The elevator from the 9th floor arrived and the doors opened. Another couple entered the elevator. The man was trying to kiss the woman, and the woman was drunk.
Once we were in the elevator, Khanh and Phi stared at the couple.
“We need to tell you a story,” Phi said. He pushed a button and the elevator started up.
“Two weeks ago on a Friday night,” Khanh said, “We go out to our favorite place to eat.”
“The place is the Xu Restaurant on Hai Bà Trưng Street, District 1,” Phi said.

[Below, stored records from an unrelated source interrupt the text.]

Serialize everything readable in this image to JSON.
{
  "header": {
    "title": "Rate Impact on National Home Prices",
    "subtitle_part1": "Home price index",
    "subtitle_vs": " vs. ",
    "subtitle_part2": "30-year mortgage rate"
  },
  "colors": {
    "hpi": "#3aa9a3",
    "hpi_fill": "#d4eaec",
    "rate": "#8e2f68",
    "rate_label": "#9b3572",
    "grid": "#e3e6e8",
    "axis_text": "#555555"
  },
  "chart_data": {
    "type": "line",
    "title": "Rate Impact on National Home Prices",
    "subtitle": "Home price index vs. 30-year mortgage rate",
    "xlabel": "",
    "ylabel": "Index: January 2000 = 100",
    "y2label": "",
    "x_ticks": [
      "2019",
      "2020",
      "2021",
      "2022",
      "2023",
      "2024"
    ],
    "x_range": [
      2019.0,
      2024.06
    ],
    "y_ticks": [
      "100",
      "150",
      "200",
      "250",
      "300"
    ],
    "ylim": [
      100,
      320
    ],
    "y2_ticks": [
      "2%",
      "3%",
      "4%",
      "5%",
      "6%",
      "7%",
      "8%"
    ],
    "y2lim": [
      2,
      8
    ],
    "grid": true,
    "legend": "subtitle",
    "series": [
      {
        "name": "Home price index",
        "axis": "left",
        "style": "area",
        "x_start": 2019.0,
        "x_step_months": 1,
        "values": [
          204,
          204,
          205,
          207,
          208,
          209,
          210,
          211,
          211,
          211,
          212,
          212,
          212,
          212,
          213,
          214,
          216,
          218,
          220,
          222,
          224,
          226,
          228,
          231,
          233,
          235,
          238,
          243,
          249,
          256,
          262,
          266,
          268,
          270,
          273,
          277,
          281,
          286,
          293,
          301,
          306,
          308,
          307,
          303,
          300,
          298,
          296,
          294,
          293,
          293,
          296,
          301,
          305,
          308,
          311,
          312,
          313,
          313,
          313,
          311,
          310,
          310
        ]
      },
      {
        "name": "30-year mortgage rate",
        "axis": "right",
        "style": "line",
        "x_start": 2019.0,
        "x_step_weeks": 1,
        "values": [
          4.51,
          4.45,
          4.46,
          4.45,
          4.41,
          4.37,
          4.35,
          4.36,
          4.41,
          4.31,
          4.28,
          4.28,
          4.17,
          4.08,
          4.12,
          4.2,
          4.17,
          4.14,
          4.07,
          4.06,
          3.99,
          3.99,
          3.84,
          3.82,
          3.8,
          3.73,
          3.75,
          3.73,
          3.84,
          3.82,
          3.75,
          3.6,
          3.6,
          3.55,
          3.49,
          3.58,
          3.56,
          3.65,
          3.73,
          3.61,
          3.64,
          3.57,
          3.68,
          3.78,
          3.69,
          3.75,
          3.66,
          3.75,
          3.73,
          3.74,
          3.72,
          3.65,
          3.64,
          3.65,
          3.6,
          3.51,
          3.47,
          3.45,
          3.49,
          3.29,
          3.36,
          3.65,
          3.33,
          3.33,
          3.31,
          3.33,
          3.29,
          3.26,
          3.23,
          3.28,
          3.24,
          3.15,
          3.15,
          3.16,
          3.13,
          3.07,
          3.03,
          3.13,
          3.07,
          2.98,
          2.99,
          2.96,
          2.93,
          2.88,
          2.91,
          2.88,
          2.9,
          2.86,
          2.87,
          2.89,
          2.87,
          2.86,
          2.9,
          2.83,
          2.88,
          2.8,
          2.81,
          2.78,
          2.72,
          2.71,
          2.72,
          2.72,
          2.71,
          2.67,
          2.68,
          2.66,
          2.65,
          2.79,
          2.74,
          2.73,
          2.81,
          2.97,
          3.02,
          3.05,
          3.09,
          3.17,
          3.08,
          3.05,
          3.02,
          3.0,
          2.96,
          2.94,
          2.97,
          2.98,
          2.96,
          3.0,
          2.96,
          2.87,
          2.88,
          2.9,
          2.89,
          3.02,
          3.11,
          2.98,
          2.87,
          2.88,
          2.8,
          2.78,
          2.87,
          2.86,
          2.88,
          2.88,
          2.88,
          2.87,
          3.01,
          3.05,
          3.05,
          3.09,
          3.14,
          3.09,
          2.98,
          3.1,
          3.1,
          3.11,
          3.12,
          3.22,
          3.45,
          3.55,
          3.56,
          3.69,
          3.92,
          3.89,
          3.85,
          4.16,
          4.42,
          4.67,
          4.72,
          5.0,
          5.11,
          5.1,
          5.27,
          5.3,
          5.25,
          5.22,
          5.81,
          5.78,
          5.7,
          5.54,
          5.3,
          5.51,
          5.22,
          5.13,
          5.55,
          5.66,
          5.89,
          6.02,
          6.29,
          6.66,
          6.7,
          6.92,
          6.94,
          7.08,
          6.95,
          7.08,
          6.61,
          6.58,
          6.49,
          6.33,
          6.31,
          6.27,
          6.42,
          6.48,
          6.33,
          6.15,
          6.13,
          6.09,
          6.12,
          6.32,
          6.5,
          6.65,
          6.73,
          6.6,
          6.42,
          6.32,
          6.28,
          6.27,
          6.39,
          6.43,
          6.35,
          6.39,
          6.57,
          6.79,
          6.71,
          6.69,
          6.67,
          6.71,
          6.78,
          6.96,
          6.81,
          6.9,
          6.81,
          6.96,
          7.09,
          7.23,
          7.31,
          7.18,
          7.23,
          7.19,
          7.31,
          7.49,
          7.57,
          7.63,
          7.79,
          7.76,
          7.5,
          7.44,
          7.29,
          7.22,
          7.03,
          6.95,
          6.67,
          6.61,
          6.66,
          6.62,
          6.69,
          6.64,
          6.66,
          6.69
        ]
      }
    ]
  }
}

“We’re sitting at a table with our friends,” Khanh continued, “and ordering banh khot.” He stopped. “I’m sorry,” he said. “That’s the name for Vietnamese pancakes with shrimp and coconut milk. Very tasty.”
“Hurry up,” Phi said.
“Yes,” the drunken woman said.
“So…we’re ordering banh khot,” Khanh said, “when two men burst into the room laughing, and, suddenly, after looking around, hurried out. We know both of them. That’s the problem.”
The five of us drank several glasses of wine, and then Sara fell sick once again and wanted to go to bed. Khanh and Phi decided to take her home. After they left Hotel Caravelle, Karen and I crossed the street to the steps of the Opera House.
She said. “You seemed preoccupied. Why? Also Khanh and Phi were anxious.”
“They told me a story in the elevator,” I replied.